Em sua obra “Força normativa da constituição”, fundamental na teoria jurídica ocidental, o autor alemão Konrad Hesse já trazia a ideia de que a eficácia das normas constitucionais depende de dois pilares: a vontade de constituição e a práxis constitucional:
“Todos os interesses momentâneos – ainda quando realizados – não logram compensar o incalculável ganho resultante do comprovado respeito à constituição, sobretudo naquelas situações em que a sua observância revela-se incômoda. Como anotado por Walter Burckhardt, aquilo que é identificado como vontade de constituição deve ser honestamente preservado, mesmo que, para isso, tenhamos que renunciar a alguns bene
fícios ou até mesmo a algumas vantagens justas.”[1]
É que a constituição garante o respeito do Estado aos direitos individuais e às minorias, em especial ante as maiorias. Se for autorizado um desrespeito do montante proposto à constituição, abre-se um precedente. Poderemos, no futuro, criar uma nova constituinte para instalar a pena de morte generalizada, por exemplo. Há uma série de cartazes com propostas semelhantes na “primavera brasileira”. Um colega meu postou no Facebook lições de democracia para o Brasil usando o exemplo da China, literalmente.
Basta lembrar, como já assinei neste espaço, que a crucificação e o nazismo nasceram de decisões populares ao arrepio da lei vigente.
Outra perspectiva é que a Constituição de 1988 não traz qualquer impedimento à reforma política.
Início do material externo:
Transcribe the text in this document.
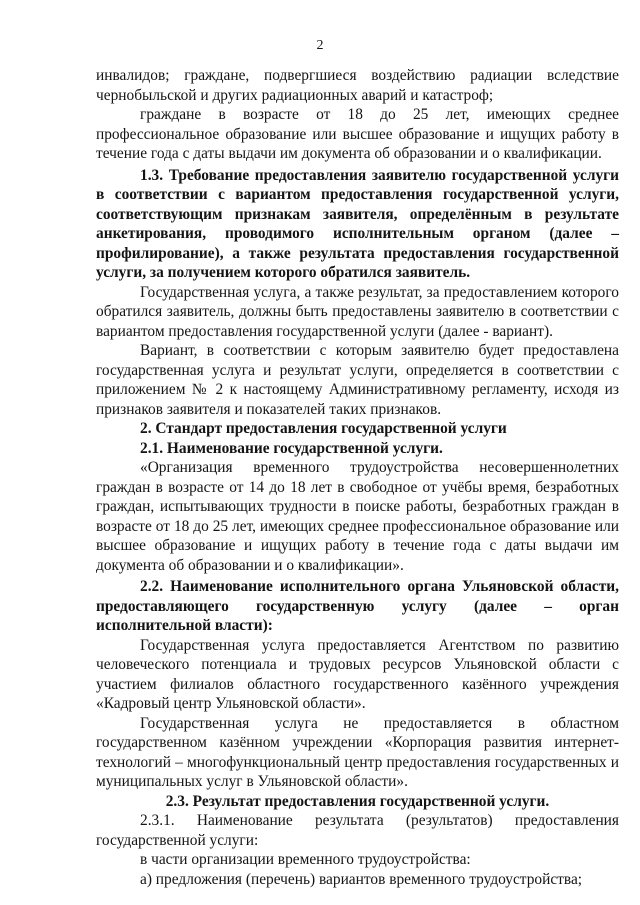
2

инвалидов; граждане, подвергшиеся воздействию радиации вследствие чернобыльской и других радиационных аварий и катастроф;

граждане в возрасте от 18 до 25 лет, имеющих среднее профессиональное образование или высшее образование и ищущих работу в течение года с даты выдачи им документа об образовании и о квалификации.

1.3. Требование предоставления заявителю государственной услуги в соответствии с вариантом предоставления государственной услуги, соответствующим признакам заявителя, определённым в результате анкетирования, проводимого исполнительным органом (далее – профилирование), а также результата предоставления государственной услуги, за получением которого обратился заявитель.

Государственная услуга, а также результат, за предоставлением которого обратился заявитель, должны быть предоставлены заявителю в соответствии с вариантом предоставления государственной услуги (далее - вариант).

Вариант, в соответствии с которым заявителю будет предоставлена государственная услуга и результат услуги, определяется в соответствии с приложением № 2 к настоящему Административному регламенту, исходя из признаков заявителя и показателей таких признаков.

2. Стандарт предоставления государственной услуги

2.1. Наименование государственной услуги.

«Организация временного трудоустройства несовершеннолетних граждан в возрасте от 14 до 18 лет в свободное от учёбы время, безработных граждан, испытывающих трудности в поиске работы, безработных граждан в возрасте от 18 до 25 лет, имеющих среднее профессиональное образование или высшее образование и ищущих работу в течение года с даты выдачи им документа об образовании и о квалификации».

2.2. Наименование исполнительного органа Ульяновской области, предоставляющего государственную услугу (далее – орган исполнительной власти):

Государственная услуга предоставляется Агентством по развитию человеческого потенциала и трудовых ресурсов Ульяновской области с участием филиалов областного государственного казённого учреждения «Кадровый центр Ульяновской области».

Государственная услуга не предоставляется в областном государственном казённом учреждении «Корпорация развития интернет-технологий – многофункциональный центр предоставления государственных и муниципальных услуг в Ульяновской области».

2.3. Результат предоставления государственной услуги.

2.3.1. Наименование результата (результатов) предоставления государственной услуги:

в части организации временного трудоустройства:

а) предложения (перечень) вариантов временного трудоустройства;
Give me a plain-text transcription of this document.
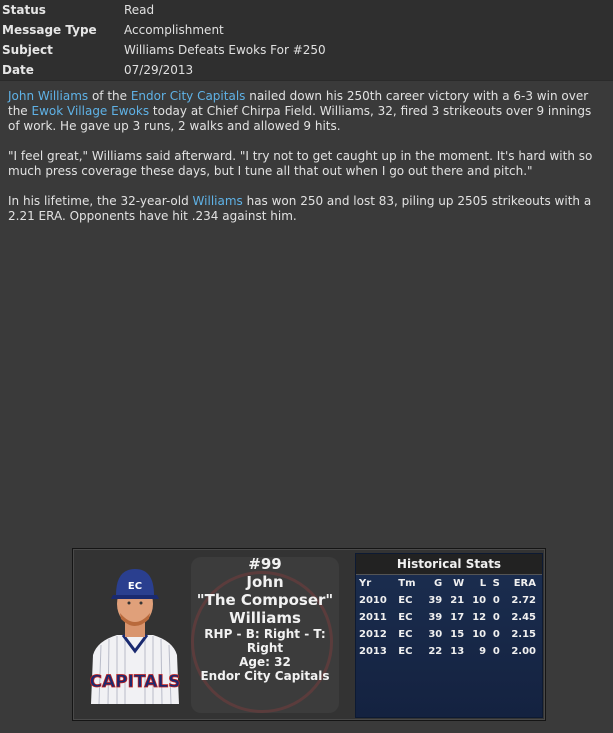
Status	Read
Message Type	Accomplishment
Subject	Williams Defeats Ewoks For #250
Date	07/29/2013

John Williams of the Endor City Capitals nailed down his 250th career victory with a 6-3 win over the Ewok Village Ewoks today at Chief Chirpa Field. Williams, 32, fired 3 strikeouts over 9 innings of work. He gave up 3 runs, 2 walks and allowed 9 hits.

"I feel great," Williams said afterward. "I try not to get caught up in the moment. It's hard with so much press coverage these days, but I tune all that out when I go out there and pitch."

In his lifetime, the 32-year-old Williams has won 250 and lost 83, piling up 2505 strikeouts with a 2.21 ERA. Opponents have hit .234 against him.

CAPITALS
EC
#99
John
"The Composer"
Williams
RHP - B: Right - T: Right
Age: 32
Endor City Capitals
Historical Stats
Yr	Tm	G	W	L	S	ERA
2010	EC	39	21	10	0	2.72
2011	EC	39	17	12	0	2.45
2012	EC	30	15	10	0	2.15
2013	EC	22	13	9	0	2.00
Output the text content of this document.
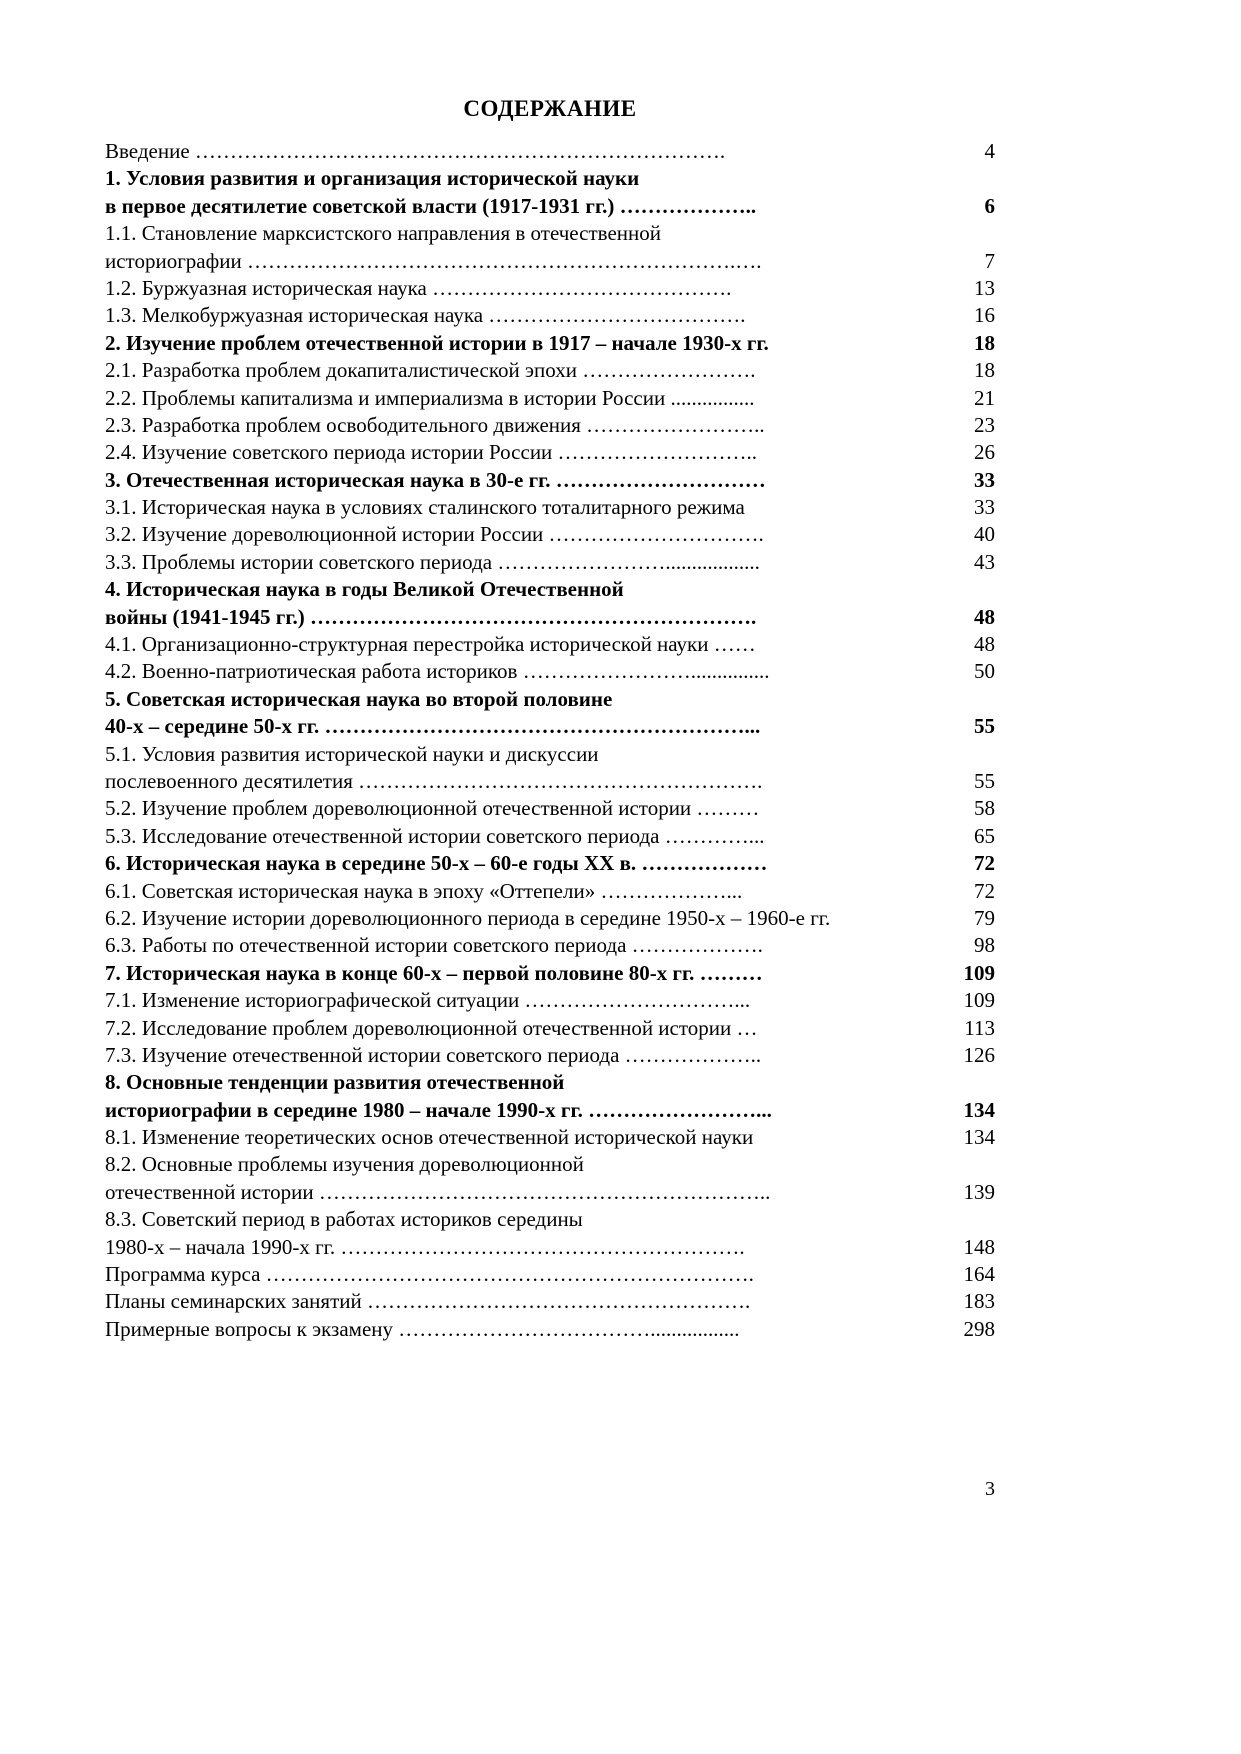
СОДЕРЖАНИЕ
Введение ………………………………………………………………….	4
1. Условия развития и организация исторической науки
в первое десятилетие советской власти (1917-1931 гг.) ………………..	6
1.1. Становление марксистского направления в отечественной
историографии …………………………………………………………….….	7
1.2. Буржуазная историческая наука …………………………………….	13
1.3. Мелкобуржуазная историческая наука ……………………………….	16
2. Изучение проблем отечественной истории в 1917 – начале 1930-х гг.	18
2.1. Разработка проблем докапиталистической эпохи …………………….	18
2.2. Проблемы капитализма и империализма в истории России ................	21
2.3. Разработка проблем освободительного движения ……………………..	23
2.4. Изучение советского периода истории России ………………………..	26
3. Отечественная историческая наука в 30-е гг. …………………………	33
3.1. Историческая наука в условиях сталинского тоталитарного режима	33
3.2. Изучение дореволюционной истории России ………………………….	40
3.3. Проблемы истории советского периода ……………………..................	43
4. Историческая наука в годы Великой Отечественной
войны (1941-1945 гг.) ……………………………………………………….	48
4.1. Организационно-структурная перестройка исторической науки ……	48
4.2. Военно-патриотическая работа историков ……………………...............	50
5. Советская историческая наука во второй половине
40-х – середине 50-х гг. ……………………………………………………...	55
5.1. Условия развития исторической науки и дискуссии
послевоенного десятилетия ………………………………………………….	55
5.2. Изучение проблем дореволюционной отечественной истории ………	58
5.3. Исследование отечественной истории советского периода …………...	65
6. Историческая наука в середине 50-х – 60-е годы XX в. ………………	72
6.1. Советская историческая наука в эпоху «Оттепели» ………………...	72
6.2. Изучение истории дореволюционного периода в середине 1950-х – 1960-е гг.	79
6.3. Работы по отечественной истории советского периода ……………….	98
7. Историческая наука в конце 60-х – первой половине 80-х гг. ………	109
7.1. Изменение историографической ситуации …………………………...	109
7.2. Исследование проблем дореволюционной отечественной истории …	113
7.3. Изучение отечественной истории советского периода ………………..	126
8. Основные тенденции развития отечественной
историографии в середине 1980 – начале 1990-х гг. ……………………...	134
8.1. Изменение теоретических основ отечественной исторической науки	134
8.2. Основные проблемы изучения дореволюционной
отечественной истории ………………………………………………………..	139
8.3. Советский период в работах историков середины
1980-х – начала 1990-х гг. ………………………………………………….	148
Программа курса …………………………………………………………….	164
Планы семинарских занятий ……………………………………………….	183
Примерные вопросы к экзамену ……………………………….................	298
3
A Constituição apenas veda a abolição das chamadas cláusulas pétreas do artigo 60, § 4º: forma federativa de Estado; voto direto, secreto, universal e periódico; separação dos poderes; direitos e garantias individuais.
Nenhuma dessas cláusulas veda a implementação de ideias discutidas nos diversos modelos de reforma política: financiamento público de campanha, voto distrital, lista aberta ou fechada, etc.
Daí se vê que a dificuldade na reforma política é isso mesmo: política. O Congresso não consegue encontrar consenso para votar a matéria.
Aí argumentam os favoráveis à constituinte parcial: passando a decisão ao povo, não cabe mais ao Congresso escolher.
Mas o povo vai escolher o que? Deverá escolher, por exemplo, os deputados da assembleia constituinte. Serão eleitos? Se forem, como imagino, quem define as regras da eleição? O Congresso. Quem elegerá esse deputado? Os mesmos esquemas eleitorais nefastos que hoje se combate. Caímos num círculo vicioso.
Os deputados constituintes, eleitos da forma que forem, estarão sujeitos às mesmas forças de pressão que atuam hoje sobre o Congresso. Apenas o nó górdio ficará mais apertado.
E sabe-se lá o que se solta quando se corta esse nó ao meio.
[1] HESSE, Konrad. A força normativa da constituição. Porto Alegre: Sergio Fabris Editor, 1991, p. 21-22.